The process of engineering a system

4 Conclusions

The research question that has been addressed in this paper is how the notions of BP and BPS can be understood in such a way that their continuous and concurrent (re)designing and (re)engineering can be performed more effectively than what is currently the case. To exemplify the latter, we have indicated that common techniques for modeling BPs, like flow charts, Petri Nets and EPCs, are not specific for BPs. They are rightly based on the ontological system notion, but they make no distinction between surface structure and deep structure. Although we did not elaborate on modeling techniques that produce basically black-box models, like IDEF0 and DFD, it may be clear that these techniques cannot be of any real help in changing the construction of a system (where redesign and reengineering is all about).

The Ψ-theory of organizations, as presented in Sect. 2, demonstrates first that the notion of BP can be defined and understood much more clearly and much more precisely than is usually done. The operation and the transaction axiom are the key to understanding BPs on a high level of compression but without loss of essential details. The distinction axiom provided a further refinement of this notion, leading to the definition of a BP as primarily a process in the B-organization. This process is the most stable one, the majority of changes always take place on the D-level and the I-level. The Ψ -theory also offers the key to clearly distinguish between organization (a system in the category of social systems) and ICT-system, which is ultimately a physical system but which can sensibly be taken as a data processing system.

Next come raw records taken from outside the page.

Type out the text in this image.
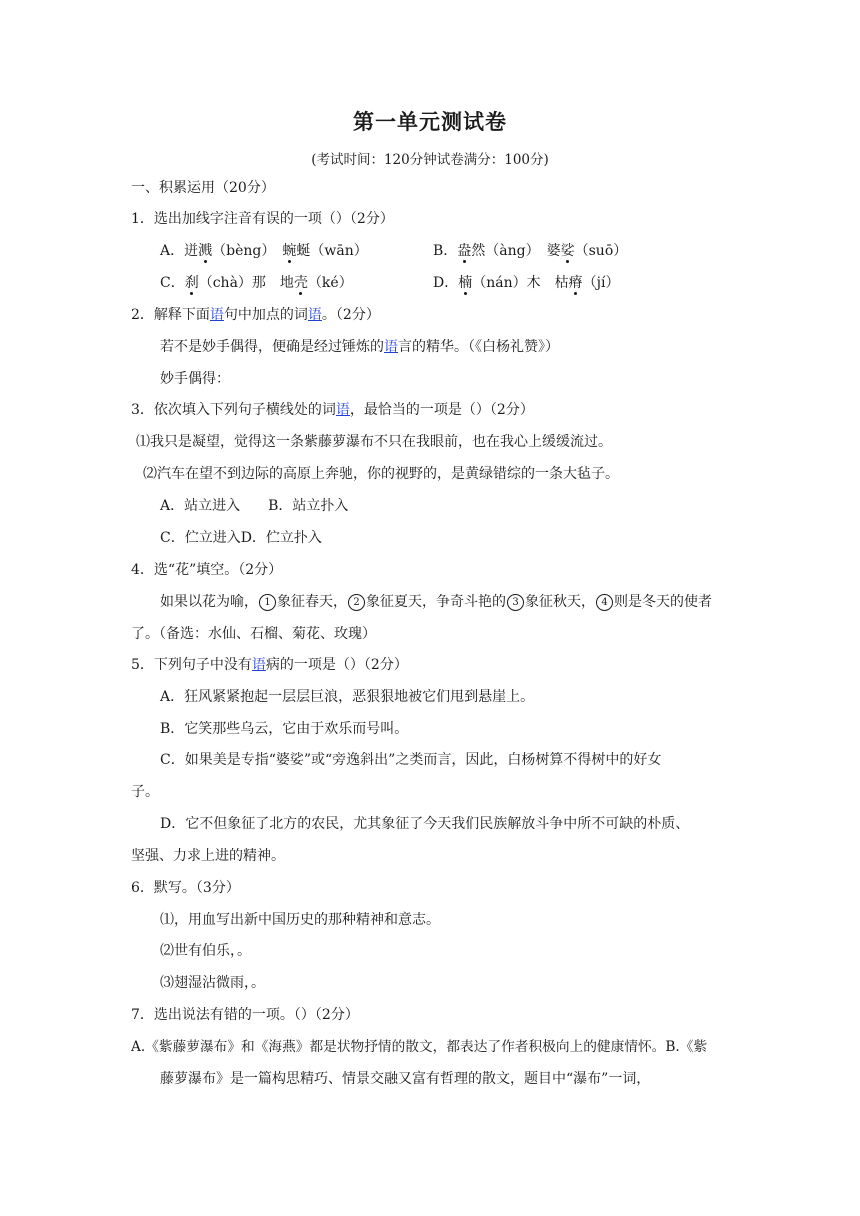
第一单元测试卷
(考试时间：120分钟试卷满分：100分)
一、积累运用（20分）
1．选出加线字注音有误的一项（）（2分）
A．迸溅（bèng）　蜿蜒（wān）	B．盎然（àng）　婆娑（suō）
C．刹（chà）那　地壳（ké）	D．楠（nán）木　枯瘠（jí）
2．解释下面语句中加点的词语。（2分）
若不是妙手偶得，便确是经过锤炼的语言的精华。（《白杨礼赞》）
妙手偶得：
3．依次填入下列句子横线处的词语，最恰当的一项是（）（2分）
⑴我只是凝望，觉得这一条紫藤萝瀑布不只在我眼前，也在我心上缓缓流过。
⑵汽车在望不到边际的高原上奔驰，你的视野的，是黄绿错综的一条大毡子。
A．站立进入　　B．站立扑入
C．伫立进入D．伫立扑入
4．选“花”填空。（2分）
如果以花为喻， 1 象征春天， 2 象征夏天，争奇斗艳的 3 象征秋天， 4 则是冬天的使者
了。（备选：水仙、石榴、菊花、玫瑰）
5．下列句子中没有语病的一项是（）（2分）
A．狂风紧紧抱起一层层巨浪，恶狠狠地被它们甩到悬崖上。
B．它笑那些乌云，它由于欢乐而号叫。
C．如果美是专指“婆娑”或“旁逸斜出”之类而言，因此，白杨树算不得树中的好女
子。
D．它不但象征了北方的农民，尤其象征了今天我们民族解放斗争中所不可缺的朴质、
坚强、力求上进的精神。
6．默写。（3分）
⑴，用血写出新中国历史的那种精神和意志。
⑵世有伯乐，。
⑶翅湿沾微雨，。
7．选出说法有错的一项。（）（2分）
A.《紫藤萝瀑布》和《海燕》都是状物抒情的散文，都表达了作者积极向上的健康情怀。B.《紫
藤萝瀑布》是一篇构思精巧、情景交融又富有哲理的散文，题目中“瀑布”一词，
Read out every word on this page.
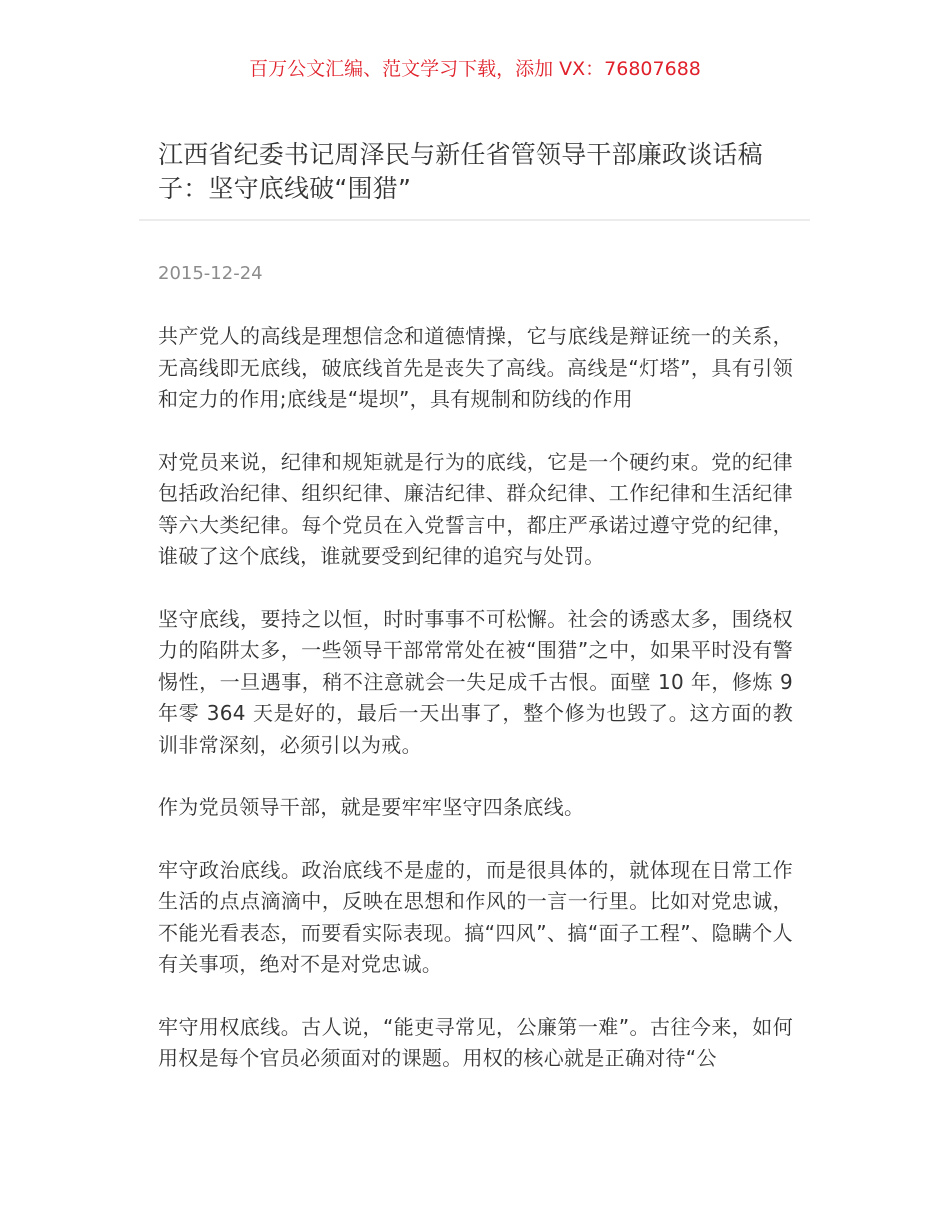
百万公文汇编、范文学习下载，添加 VX：76807688
江西省纪委书记周泽民与新任省管领导干部廉政谈话稿子：坚守底线破“围猎”
2015-12-24

共产党人的高线是理想信念和道德情操，它与底线是辩证统一的关系，无高线即无底线，破底线首先是丧失了高线。高线是“灯塔”，具有引领和定力的作用;底线是“堤坝”，具有规制和防线的作用

对党员来说，纪律和规矩就是行为的底线，它是一个硬约束。党的纪律包括政治纪律、组织纪律、廉洁纪律、群众纪律、工作纪律和生活纪律等六大类纪律。每个党员在入党誓言中，都庄严承诺过遵守党的纪律，谁破了这个底线，谁就要受到纪律的追究与处罚。

坚守底线，要持之以恒，时时事事不可松懈。社会的诱惑太多，围绕权力的陷阱太多，一些领导干部常常处在被“围猎”之中，如果平时没有警惕性，一旦遇事，稍不注意就会一失足成千古恨。面壁 10 年，修炼 9 年零 364 天是好的，最后一天出事了，整个修为也毁了。这方面的教训非常深刻，必须引以为戒。

作为党员领导干部，就是要牢牢坚守四条底线。

牢守政治底线。政治底线不是虚的，而是很具体的，就体现在日常工作生活的点点滴滴中，反映在思想和作风的一言一行里。比如对党忠诚，不能光看表态，而要看实际表现。搞“四风”、搞“面子工程”、隐瞒个人有关事项，绝对不是对党忠诚。

牢守用权底线。古人说，“能吏寻常见，公廉第一难”。古往今来，如何用权是每个官员必须面对的课题。用权的核心就是正确对待“公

As a corollary, an ICT-system can never take over actor roles since they cannot take social responsibility. ICT-systems can only support actor roles. Therefore the terms “BP” and “BPS” are rightly chosen.

On the basis of the coherent lines of thoughts in the previous sections, we are now able to bring the needed preciseness and distinctness to the definitions of the notion of BP and BPS. A business process is a collection of causally and conditionally connected transactions in the B-organizations of enterprises. Since the transaction pattern, as presented in this paper, appears to be followed by social individuals (human beings) in all kinds of enterprises, we consider it to be a socionomic law. Applying this notion of BP in the analysis and design of BPs warrants that one will never include redundant process steps and that one will never forget necessary steps that were just performed tacitly in the current implementation. A business process support system is an ICT-application of which the functionality supports the performing of the steps in a BP, as defined above, by recording performed steps and by providing the information that is needed by the actors to perform these steps. This information regards both the C-facts and P-facts in the BP at hand as well as C-facts and P-facts from other BPs, inside or outside the organization.

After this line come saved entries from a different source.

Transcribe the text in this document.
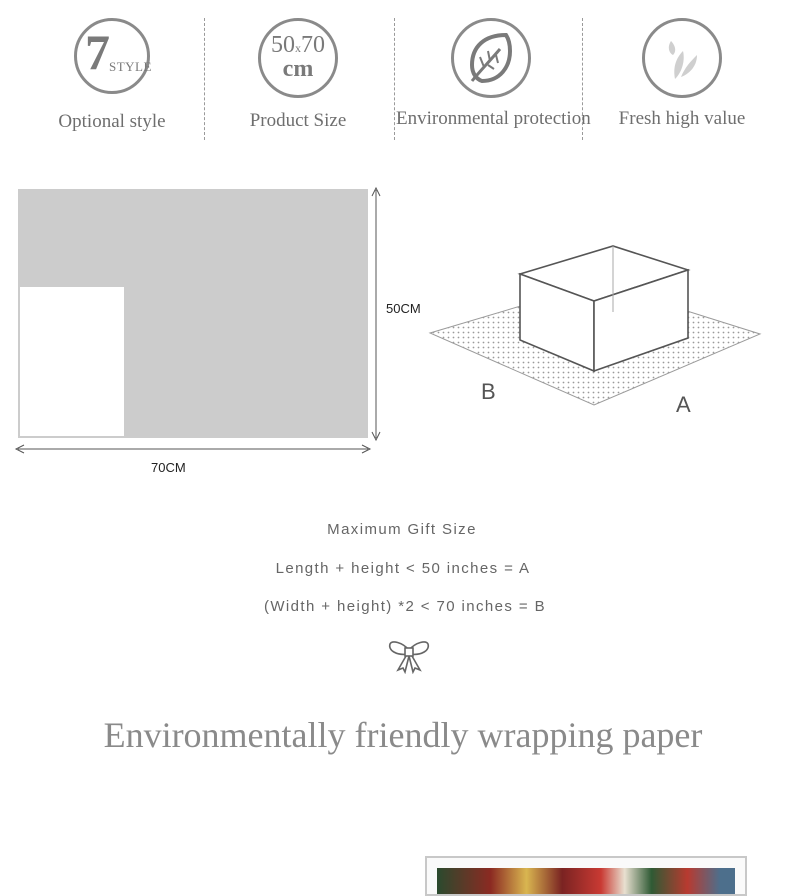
7 STYLE
Optional style
50x70
cm
Product Size	Environmental protection	Fresh high value
50CM
70CM
B
A
Maximum Gift Size
Length + height < 50 inches = A
(Width + height) *2 < 70 inches = B
Environmentally friendly wrapping paper
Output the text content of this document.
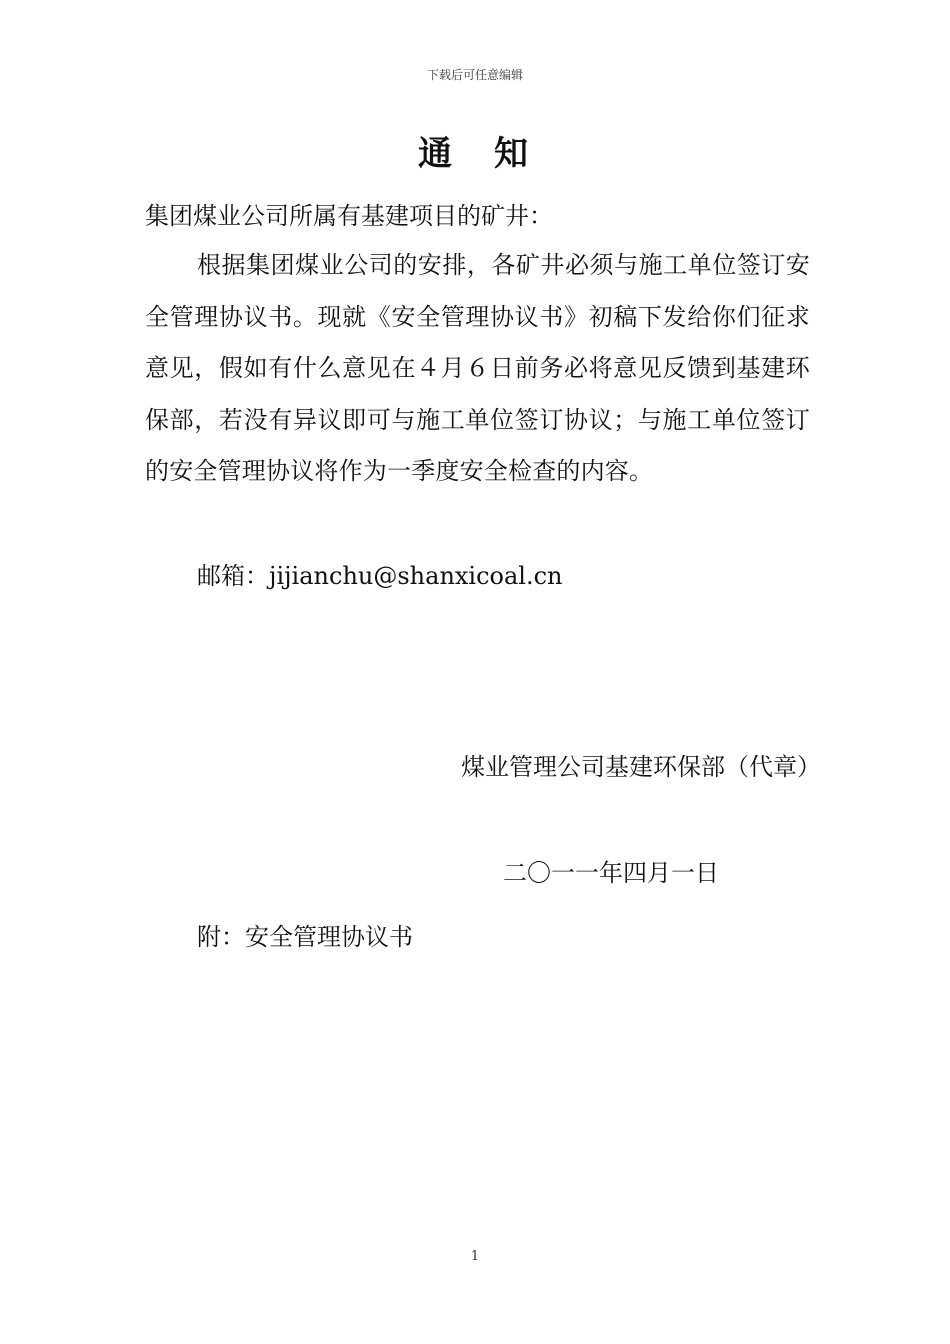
下载后可任意编辑
通 知
集团煤业公司所属有基建项目的矿井：
根据集团煤业公司的安排，各矿井必须与施工单位签订安全管理协议书。现就《安全管理协议书》初稿下发给你们征求意见，假如有什么意见在４月６日前务必将意见反馈到基建环保部，若没有异议即可与施工单位签订协议；与施工单位签订的安全管理协议将作为一季度安全检查的内容。
邮箱：jijianchu@shanxicoal.cn
煤业管理公司基建环保部（代章）
二〇一一年四月一日
附：安全管理协议书
1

Being aware of the rather unorthodox approach we take towards BPs and BPSs, we can understand the initially skeptical attitude of the reader. In a journal paper one can effectively only evoke interest for new ideas by presenting them in a scientific, consistent, and coherent way. The experience over more than 10 years in over 100 practical projects in which DEMO has been the leading methodology has provided the evidence that these new ideas also really work. More than 50 projects regarded the redesign and/or reengineering of BPs and BPSs. Unfortunately most project documentation is proprietary or in Dutch only. An exception is a case that is described in [3].